Baston, la presencia de americanos de segunda (o
tercera) fila como Todd Fuller o Zendon Hamilton
y el mal regusto final después de una gran
trayectoria en la Copa ULEB, han marcado una
temporada que se ha acabado después de caer
eliminados por la vía rápida a manos del Pamesa
Valencia. Quizás este año aún no tocaba hacer
otro salto de calidad y pasar a cuartos….
De la mano de
Aíto-García Reneses la Penya iniciaba un nuevo
proyecto apoyado en el trabajo bien hecho y en
la humildad. Juan Alberto Espil abandonaría
Badalona después de dos temporadas rindiendo a
un buen nivel y en su posición se subiría al
joven Rudi Fernández. El que parecía un simple
relevo generacional se convirtió en la autentica
sensación de la temporada. El joven escolta
nacido en Mallorca se pondría a todo el
baloncesto español en el bolsillo con una
temporada de debut espectacular. Además, se
recuperaba al cedido Dumas y a Badalona también
llegaban los interiores Jamie Arnold y Alfons
Alzamora. Mala suerte la del segundo que se
perdió casi toda la segunda vuelta debido a una
lesión en el pie. La Penya inició la temporada
con muchas dudas encadenando rachas de
buenos y malos resultados alternativamente. Con
esta irregularidad se paso de estar en la zona
baja (4 victorias y 8 derrotas en la jornada 12)

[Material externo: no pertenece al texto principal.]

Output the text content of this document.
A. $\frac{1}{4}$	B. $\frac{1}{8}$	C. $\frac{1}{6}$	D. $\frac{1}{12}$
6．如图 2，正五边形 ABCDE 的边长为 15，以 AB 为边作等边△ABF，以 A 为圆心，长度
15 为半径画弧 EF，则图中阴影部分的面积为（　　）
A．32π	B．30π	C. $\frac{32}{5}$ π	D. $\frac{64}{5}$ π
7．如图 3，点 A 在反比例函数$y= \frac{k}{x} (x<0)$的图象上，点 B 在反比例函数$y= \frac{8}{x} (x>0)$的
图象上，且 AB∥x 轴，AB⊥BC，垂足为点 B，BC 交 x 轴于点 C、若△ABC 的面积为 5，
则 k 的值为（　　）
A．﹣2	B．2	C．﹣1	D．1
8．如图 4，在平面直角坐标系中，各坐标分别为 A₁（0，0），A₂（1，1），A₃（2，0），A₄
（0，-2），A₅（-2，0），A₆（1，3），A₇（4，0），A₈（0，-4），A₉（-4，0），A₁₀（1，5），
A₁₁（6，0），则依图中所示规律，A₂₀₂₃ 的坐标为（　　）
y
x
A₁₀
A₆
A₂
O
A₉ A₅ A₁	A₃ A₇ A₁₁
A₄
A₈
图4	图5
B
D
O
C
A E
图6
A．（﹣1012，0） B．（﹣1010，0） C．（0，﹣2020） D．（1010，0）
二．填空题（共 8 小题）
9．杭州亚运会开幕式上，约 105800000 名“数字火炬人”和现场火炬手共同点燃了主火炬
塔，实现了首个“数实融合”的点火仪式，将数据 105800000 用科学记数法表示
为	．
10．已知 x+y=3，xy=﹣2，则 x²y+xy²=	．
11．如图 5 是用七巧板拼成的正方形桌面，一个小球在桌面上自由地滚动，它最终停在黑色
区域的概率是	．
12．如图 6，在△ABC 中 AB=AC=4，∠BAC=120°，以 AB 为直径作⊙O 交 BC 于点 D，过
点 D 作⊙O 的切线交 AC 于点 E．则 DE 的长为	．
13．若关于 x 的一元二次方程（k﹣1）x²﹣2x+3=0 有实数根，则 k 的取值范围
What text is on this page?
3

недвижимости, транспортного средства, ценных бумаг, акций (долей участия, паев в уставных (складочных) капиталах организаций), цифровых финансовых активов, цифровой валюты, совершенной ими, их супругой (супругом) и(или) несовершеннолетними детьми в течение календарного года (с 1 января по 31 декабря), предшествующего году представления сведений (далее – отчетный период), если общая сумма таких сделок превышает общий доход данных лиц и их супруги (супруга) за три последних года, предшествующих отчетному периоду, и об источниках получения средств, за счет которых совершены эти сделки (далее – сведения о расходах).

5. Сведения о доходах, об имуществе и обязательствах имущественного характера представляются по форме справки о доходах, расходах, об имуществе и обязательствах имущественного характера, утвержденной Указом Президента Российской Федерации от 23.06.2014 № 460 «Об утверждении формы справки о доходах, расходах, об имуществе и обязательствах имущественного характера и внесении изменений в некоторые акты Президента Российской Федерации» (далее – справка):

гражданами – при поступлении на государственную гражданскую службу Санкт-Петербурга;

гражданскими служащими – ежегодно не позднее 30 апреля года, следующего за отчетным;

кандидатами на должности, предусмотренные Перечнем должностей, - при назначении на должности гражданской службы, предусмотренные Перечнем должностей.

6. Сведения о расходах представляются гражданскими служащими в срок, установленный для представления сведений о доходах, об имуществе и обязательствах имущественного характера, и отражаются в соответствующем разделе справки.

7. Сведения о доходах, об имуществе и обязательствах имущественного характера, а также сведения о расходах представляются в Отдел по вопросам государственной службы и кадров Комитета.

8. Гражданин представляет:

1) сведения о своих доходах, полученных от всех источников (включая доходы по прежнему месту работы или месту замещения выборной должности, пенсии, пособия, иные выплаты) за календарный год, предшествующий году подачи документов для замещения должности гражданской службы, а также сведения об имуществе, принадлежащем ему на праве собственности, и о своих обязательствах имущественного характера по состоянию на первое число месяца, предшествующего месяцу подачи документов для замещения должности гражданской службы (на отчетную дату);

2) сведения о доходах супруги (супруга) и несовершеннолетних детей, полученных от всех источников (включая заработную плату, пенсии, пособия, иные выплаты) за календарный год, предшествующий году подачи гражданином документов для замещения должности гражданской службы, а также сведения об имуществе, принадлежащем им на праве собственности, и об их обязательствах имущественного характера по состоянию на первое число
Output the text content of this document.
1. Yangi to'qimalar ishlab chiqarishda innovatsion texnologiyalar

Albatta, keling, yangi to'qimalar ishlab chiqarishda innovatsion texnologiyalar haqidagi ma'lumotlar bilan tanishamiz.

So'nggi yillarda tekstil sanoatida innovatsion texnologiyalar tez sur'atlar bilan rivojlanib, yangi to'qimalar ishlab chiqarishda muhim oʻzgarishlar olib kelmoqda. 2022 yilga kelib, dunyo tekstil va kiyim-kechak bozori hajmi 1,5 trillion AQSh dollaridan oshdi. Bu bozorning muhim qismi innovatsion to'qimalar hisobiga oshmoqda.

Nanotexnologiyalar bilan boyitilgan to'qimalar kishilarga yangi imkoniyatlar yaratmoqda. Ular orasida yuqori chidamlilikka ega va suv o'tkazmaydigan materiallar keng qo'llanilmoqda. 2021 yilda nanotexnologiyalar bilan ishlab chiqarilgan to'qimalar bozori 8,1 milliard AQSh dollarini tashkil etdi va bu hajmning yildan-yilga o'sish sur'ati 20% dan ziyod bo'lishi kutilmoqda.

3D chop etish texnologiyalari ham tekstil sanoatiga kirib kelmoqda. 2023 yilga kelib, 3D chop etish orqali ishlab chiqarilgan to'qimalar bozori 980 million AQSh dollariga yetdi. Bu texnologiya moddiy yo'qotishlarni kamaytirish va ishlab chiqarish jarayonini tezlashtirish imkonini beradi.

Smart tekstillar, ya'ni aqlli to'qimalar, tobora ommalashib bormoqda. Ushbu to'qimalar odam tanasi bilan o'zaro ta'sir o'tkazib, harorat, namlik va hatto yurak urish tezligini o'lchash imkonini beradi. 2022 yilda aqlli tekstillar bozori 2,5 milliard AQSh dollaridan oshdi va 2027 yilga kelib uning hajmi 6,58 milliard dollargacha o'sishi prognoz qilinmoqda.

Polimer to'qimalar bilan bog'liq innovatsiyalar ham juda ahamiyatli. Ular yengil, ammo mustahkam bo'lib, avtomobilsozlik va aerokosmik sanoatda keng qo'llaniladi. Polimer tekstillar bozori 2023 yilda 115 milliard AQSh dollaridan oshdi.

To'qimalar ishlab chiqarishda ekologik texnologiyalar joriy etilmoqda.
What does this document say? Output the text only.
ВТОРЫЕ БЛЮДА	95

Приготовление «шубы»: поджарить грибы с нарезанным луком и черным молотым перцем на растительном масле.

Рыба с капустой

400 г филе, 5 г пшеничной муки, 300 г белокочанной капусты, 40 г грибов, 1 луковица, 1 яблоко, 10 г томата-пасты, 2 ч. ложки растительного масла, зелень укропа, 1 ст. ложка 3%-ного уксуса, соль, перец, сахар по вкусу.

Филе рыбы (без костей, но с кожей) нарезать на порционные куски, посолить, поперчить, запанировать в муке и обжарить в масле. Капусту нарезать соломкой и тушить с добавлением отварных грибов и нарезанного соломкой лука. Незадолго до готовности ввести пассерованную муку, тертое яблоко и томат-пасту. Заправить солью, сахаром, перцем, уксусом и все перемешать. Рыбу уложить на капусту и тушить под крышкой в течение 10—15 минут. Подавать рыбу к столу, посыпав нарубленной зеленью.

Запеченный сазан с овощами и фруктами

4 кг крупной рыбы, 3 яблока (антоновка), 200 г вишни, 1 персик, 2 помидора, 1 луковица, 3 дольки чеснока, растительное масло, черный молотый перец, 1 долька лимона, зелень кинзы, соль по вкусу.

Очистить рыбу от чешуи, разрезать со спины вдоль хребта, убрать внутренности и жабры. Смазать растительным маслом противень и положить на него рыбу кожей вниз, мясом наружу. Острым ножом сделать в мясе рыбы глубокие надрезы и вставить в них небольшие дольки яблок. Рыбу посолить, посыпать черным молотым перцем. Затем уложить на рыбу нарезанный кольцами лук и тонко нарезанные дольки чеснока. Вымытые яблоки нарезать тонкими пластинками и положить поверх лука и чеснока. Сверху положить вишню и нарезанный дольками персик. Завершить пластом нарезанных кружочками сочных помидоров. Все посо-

a llegar a entrar en la Copa de Rey después de
cinco victorias consecutivas (9-8). En Sevilla,
sede de la Copa del Rey, se estuvo a punto de
dar la campanada. Tan sólo lo pudo evitar el
potente Tau que a pesar de los esfuerzos verdinegros
se acabó llevando el título. Badalona y la Penya
volvían a encontrarse en la elite del baloncesto
y por el camino habían caído el Ricoh Manresa y
el eterno rival, el F.C Barcelona.
Todavía quedaba
el segundo objetivo de la temporada:
clasificarse para los Play Offs. Si
anteriormente decíamos que la Penya había
entrado en la Copa del Rey después de una gran
racha de victorias, a los Play Offs también
entró, pero curiosamente después de una gran
racha de derrotas (6 derrotas en los últimos 7
partidos). El Tau volvería a ser nuestro verdugo
y, aunque pudimos haber ganado el primer
partido, al final los vascos nos endosarían un
3-0 que volvería a
frenar nuestro acceso a semifinales.